CSci 8980-1:

Program Analysis for Security

Quantitative information flow, part 2

James Newsome, Stephen McCamant, and Dawn Song. “Measuring channel capacity to distinguish undue influence”. In Programming Languages and Analysis for Security (PLAS), pages 73–85, Dublin, Ireland, June 2009.
[ACM]

Miguel Castro, Manuel Costa, and Jean-Philippe Martin. “Better bug reporting with better privacy”. In Architectural Support for Programming Languages and Operating Systems (ASPLOS XIII), pages 319–328, Seattle, WA, USA, March 2008.
[ACM]

Question: The Newsome et al. paper is missing some details about how the XOR streamlining approach works. (This doesn't really excuse it, but one reason is that this feature was added to the system only at the last minute.) In particular, it does not say from what distribution the random parity constraints are selected. There are two possible parity constraints for each subset of the output bits: for instance if x₁, x₃, and x₇ are three bits in the output, you could either require that (x₁ xor x₃ xor x₇) = 0 (even parity), or that (x₁ xor x₃ xor x₇) = 1 (odd parity). But the paper doesn't specify which such parity constraints are chosen with what probability.

Your classmate Ben argues that using simpler constraints will make the solving process faster, so he proposes that you should use parity constraints over a single bit. For each constraint, you should pick one of the 32 bits in the output at random, and then constrain that bit to be either zero (with probability one-half) or one (with probability one-half).

Explain to Ben why his technique won't work, by giving a counter-example function that takes a 32-bit integer as input and produces a 32-bit integer as output.
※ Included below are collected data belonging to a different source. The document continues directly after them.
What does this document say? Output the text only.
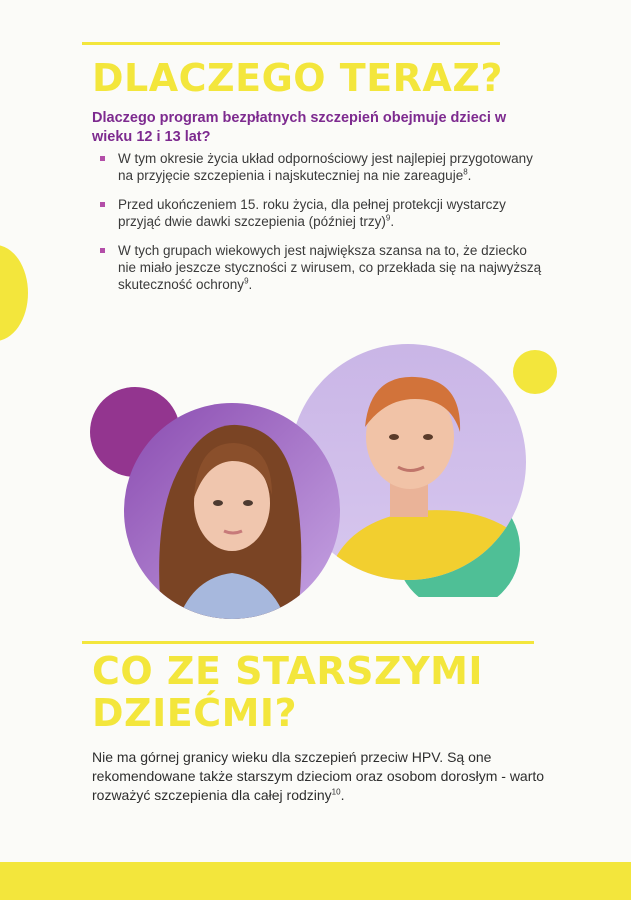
DLACZEGO TERAZ?

Dlaczego program bezpłatnych szczepień obejmuje dzieci w wieku 12 i 13 lat?

W tym okresie życia układ odpornościowy jest najlepiej przygotowany na przyjęcie szczepienia i najskuteczniej na nie zareaguje$^8$.
Przed ukończeniem 15. roku życia, dla pełnej protekcji wystarczy przyjąć dwie dawki szczepienia (później trzy)$^9$.
W tych grupach wiekowych jest największa szansa na to, że dziecko nie miało jeszcze styczności z wirusem, co przekłada się na najwyższą skuteczność ochrony$^9$.
CO ZE STARSZYMI DZIEĆMI?

Nie ma górnej granicy wieku dla szczepień przeciw HPV. Są one rekomendowane także starszym dzieciom oraz osobom dorosłym - warto rozważyć szczepienia dla całej rodziny$^{10}$.
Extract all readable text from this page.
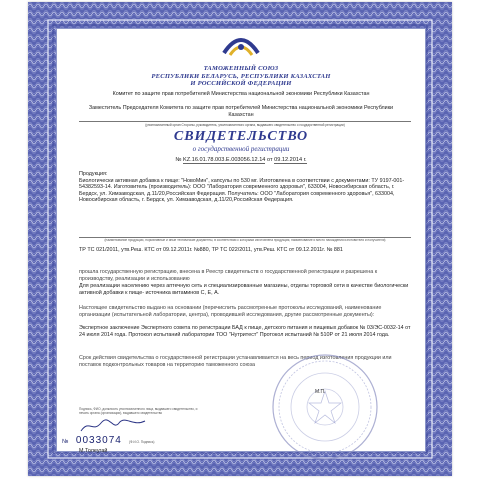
ТАМОЖЕННЫЙ СОЮЗ
РЕСПУБЛИКИ БЕЛАРУСЬ, РЕСПУБЛИКИ КАЗАХСТАН
И РОССИЙСКОЙ ФЕДЕРАЦИИ
Комитет по защите прав потребителей Министерства национальной экономики Республики Казахстан
Заместитель Председателя Комитета по защите прав потребителей Министерства национальной экономики Республики Казахстан
(уполномоченный орган Стороны, руководитель, уполномоченного органа, выдавшего свидетельство о государственной регистрации)
СВИДЕТЕЛЬСТВО
о государственной регистрации
№ KZ.16.01.78.003.Е.003056.12.14 от 09.12.2014 г.
Продукция:
Биологически активная добавка к пище: "НовоМин", капсулы по 530 мг. Изготовлена в соответствии с документами: ТУ 9197-001-54382593-14. Изготовитель (производитель): ООО "Лаборатория современного здоровья", 633004, Новосибирская область, г. Бердск, ул. Химзаводская, д.11/20,Российская Федерация. Получатель: ООО "Лаборатория современного здоровья", 633004, Новосибирская область, г. Бердск, ул. Химзаводская, д.11/20,Российская Федерация.
(наименование продукции, нормативные и иные технические документы, в соответствии с которыми изготовлена продукция, наименование и место нахождения изготовителя и получателя)
ТР ТС 021/2011, утв.Реш. КТС от 09.12.2011г. №880, ТР ТС 022/2011, утв.Реш. КТС от 09.12.2011г. № 881
прошла государственную регистрацию, внесена в Реестр свидетельств о государственной регистрации и разрешена к производству, реализации и использованию
Для реализации населению через аптечную сеть и специализированные магазины, отделы торговой сети в качестве биологически активной добавки к пище- источника витаминов С, Е, А.
Настоящее свидетельство выдано на основании (перечислить рассмотренные протоколы исследований, наименование организации (испытательной лаборатории, центра), проводившей исследования, другие рассмотренные документы):
Экспертное заключение Экспертного совета по регистрации БАД к пище, детского питания и пищевых добавок № 03/ЭС-0032-14 от 24 июля 2014 года. Протокол испытаний лаборатории ТОО "Нутритест" Протокол испытаний № 510Р от 21 июля 2014 года.
Срок действия свидетельства о государственной регистрации устанавливается на весь период изготовления продукции или поставок подконтрольных товаров на территорию таможенного союза
М.П.
Подпись, ФИО, должность уполномоченного лица, выдавшего свидетельство, и печать органа (организации), выдавшего свидетельство
(Ф.И.О. Подпись)
М.Толеугай
№ 0033074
Show how XOR streamlining with Ben's one-variable constraints would apply to your counter-example, and explain how the result is either too large or too small compared to the correct result.

Optional

Michael Backes, Boris Köpf, and Andrey Rybalchenko. “Automatic discovery and quantification of information leaks”. In IEEE Symposium on Security and Privacy “Oakland”, pages 141–153, Oakland, CA, USA, May 2009.
[IEEE]

Another near-exhaustive approach to quantitative information flow that appeared at almost the same time as the influence paper in the main readings. By concentrating on linear constraints, this approach can be more precise and easily supports more kinds of definition, at the expense of supporting a small set of programs.

Hirotoshi Yasuoka and Tachio Terauchi. “Quantitative information flow — verification hardness and possibilities”. In Computer Security Foundations (CSF), pages 15–27, Edinburgh, UK, July 2010.
[IEEE]

A more theoretical exploration of the difficulty of quantitative information flow measurement. A key result is that most problems are #P-hard, which can be seen as another motivation for using #SAT solving as an approach.

Quoc-Sang Phan, Pasquale Malacaria, Oksana Tkachuk, and Corina Păsăreanu. “Symbolic quantitative information flow”. In Java Pathfinder Workshop (JPF), Cary, NC, USA, November 2012.
[ACM]

An even more recent near-exhaustive approach, this time incorporating symbolic execution.